Artificial intelligence is evolving at a breathtaking pace, yet its progress appears to be driven not so much by profound leaps in algorithmic ingenuity as by the sheer scale of computational power fueling it. A new and comprehensive analysis conducted by researchers at the Massachusetts Institute of Technology (MIT) sheds light on this delicate balance, suggesting that the astonishing performance achieved by today’s frontier models—systems like OpenAI’s GPT-5.2 or Google’s Gemini—owes far more to immense computing resources than to any mysterious breakthroughs in programming methodology.

According to the MIT team, led by researcher Matthias Mertens, an expansive study of 809 large language models reveals a striking truth: the amount of computational power used during training eclipses other factors such as novel architectures, unique data-processing methods, or proprietary optimization techniques in determining model accuracy and sophistication. This well-documented phenomenon, known as the “scaling law,” encapsulates the notion that as computational resources grow—through larger clusters of GPUs, faster processors, and denser data pipelines—so too does a model’s performance on standardized benchmarks. The implication is profound: success in AI increasingly depends not merely on clever algorithms, but on access to monumental hardware infrastructure.

To test the precise influence of computing power, the MIT researchers meticulously quantified how training resources correlated with benchmark outcomes, comparing their estimates with indicators of algorithmic progress and proprietary innovations, colloquially referred to as each firm’s “secret sauce.” The results, captured in their paper entitled *Is there a ‘Secret Sauce’ in Large Language Model Development?*, posted on the arXiv preprint server, reveal that although original engineering contributes to advancements, its relative effect pales in comparison to the impact of raw compute. When OpenAI’s GPT-4.5 was contrasted with Meta’s Llama, the most salient difference was not an algorithmic technique or data source, but rather the monumental gap in computational energy employed to train them.

Mertens and colleagues identified four major contributors to AI progress: expanded computational budgets, shared community-wide innovation, model-specific refinements, and company-proprietary techniques. Yet, the single most influential factor remained the same—how much computational force each model could command. Quantitatively, the analysts discovered that the top-performing models, those in the 95th percentile of benchmark results, leveraged roughly 1,321 times more computational power than their counterparts at the 5th percentile.

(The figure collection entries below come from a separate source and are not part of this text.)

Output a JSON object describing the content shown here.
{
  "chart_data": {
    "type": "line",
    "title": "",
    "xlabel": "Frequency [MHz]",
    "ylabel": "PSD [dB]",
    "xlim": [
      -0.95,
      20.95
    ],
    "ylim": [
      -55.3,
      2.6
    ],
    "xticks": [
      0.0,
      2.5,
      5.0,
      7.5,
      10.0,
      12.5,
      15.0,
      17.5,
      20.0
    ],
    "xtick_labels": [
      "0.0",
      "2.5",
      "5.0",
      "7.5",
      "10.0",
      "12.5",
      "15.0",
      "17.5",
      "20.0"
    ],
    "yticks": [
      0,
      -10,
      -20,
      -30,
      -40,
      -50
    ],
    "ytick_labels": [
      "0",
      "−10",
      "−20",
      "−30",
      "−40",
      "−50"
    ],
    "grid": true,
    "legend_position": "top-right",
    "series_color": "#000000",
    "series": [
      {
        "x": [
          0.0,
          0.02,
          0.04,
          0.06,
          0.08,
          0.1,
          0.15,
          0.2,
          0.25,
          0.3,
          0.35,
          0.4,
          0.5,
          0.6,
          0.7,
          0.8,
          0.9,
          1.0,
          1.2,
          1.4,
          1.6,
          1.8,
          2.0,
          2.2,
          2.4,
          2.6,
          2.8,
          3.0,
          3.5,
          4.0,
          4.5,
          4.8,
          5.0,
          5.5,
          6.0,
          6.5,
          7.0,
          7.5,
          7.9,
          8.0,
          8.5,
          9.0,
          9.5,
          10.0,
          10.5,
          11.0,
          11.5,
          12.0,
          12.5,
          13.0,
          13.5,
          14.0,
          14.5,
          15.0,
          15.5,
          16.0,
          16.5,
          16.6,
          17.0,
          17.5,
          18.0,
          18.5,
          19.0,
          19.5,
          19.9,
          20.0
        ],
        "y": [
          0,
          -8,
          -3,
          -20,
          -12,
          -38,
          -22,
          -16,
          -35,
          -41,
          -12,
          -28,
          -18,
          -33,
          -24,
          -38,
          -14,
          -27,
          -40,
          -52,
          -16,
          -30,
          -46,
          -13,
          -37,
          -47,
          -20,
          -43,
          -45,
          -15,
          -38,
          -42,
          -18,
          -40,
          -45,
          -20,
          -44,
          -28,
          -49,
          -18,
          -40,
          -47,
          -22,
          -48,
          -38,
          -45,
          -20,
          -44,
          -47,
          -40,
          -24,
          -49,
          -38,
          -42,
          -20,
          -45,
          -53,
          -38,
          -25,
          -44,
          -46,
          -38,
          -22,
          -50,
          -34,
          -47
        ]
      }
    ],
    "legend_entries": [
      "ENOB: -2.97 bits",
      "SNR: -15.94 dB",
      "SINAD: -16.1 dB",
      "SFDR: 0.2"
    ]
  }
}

This thousandfold disparity indicates that AI leadership now hinges on the capacity to marshal vast digital infrastructure, making access to massive data centers and next-generation chips a decisive competitive advantage.

This finding carries weighty practical and economic implications. The researchers point out that hardware expenses are spiraling. Although the study avoided assigning dollar values directly, other industry analyses indicate that the costs of the semiconductors and networking gear crucial for AI expansion are escalating sharply. Indeed, recent reporting by Bernstein Research demonstrates that by 2025, chip prices are roughly 70% higher than pre-pandemic levels, with Nvidia’s GPUs—the engines of machine learning—commanding unprecedented premiums. Even as new generations of chips, such as Nvidia’s Blackwell and Rubin architectures, achieve incremental efficiency gains, organizations must acquire exponentially more units to retain a technological edge. This reality explains why corporations including Google, Microsoft, and Meta continue pouring hundreds of billions of dollars annually into compute infrastructure, and why OpenAI’s CEO Sam Altman is seeking transformative financing measured in the tens of billions, with long-term projections crossing the trillion-dollar threshold.

However, the story is not entirely dominated by scale and capital expenditure. The MIT paper offers a note of optimism: software ingenuity still matters—especially below the highest performance levels. While the most advanced systems rely predominantly on raw computing superiority, smaller developers have found that smarter algorithms can drastically reduce the computational demands required to achieve certain capabilities. Over time, innovations such as more efficient training schemes, better optimization functions, and model compression methods have reduced the compute needed to reach modest performance thresholds by as much as 8,000-fold. That means progress at the lower end of the spectrum is increasingly about refinement—doing more with less—rather than overpowering resource consumption. For these teams, the “secret sauce” often lies in engineering elegance: compressing power and ability into smaller, cheaper, and more sustainable models.

Ultimately, the research depicts an AI world divided between giants and innovators. At the frontier, companies with vast resources—OpenAI, Google, Anthropic, and similar organizations—will likely continue to dominate headline benchmarks through unrelenting investment in compute capacity. Yet, for smaller entities, the future may revolve around ingenuity and optimization, proving that exceptional engineering can, to a degree, substitute for the absence of colossal data centers. In essence, artificial intelligence today mirrors the broader pattern of technological evolution: while scale drives the frontier, intelligence in design enables survival and relevance for the rest. The true art of AI progress may not only be in building bigger machines, but also in learning how to achieve extraordinary results with surprisingly little power.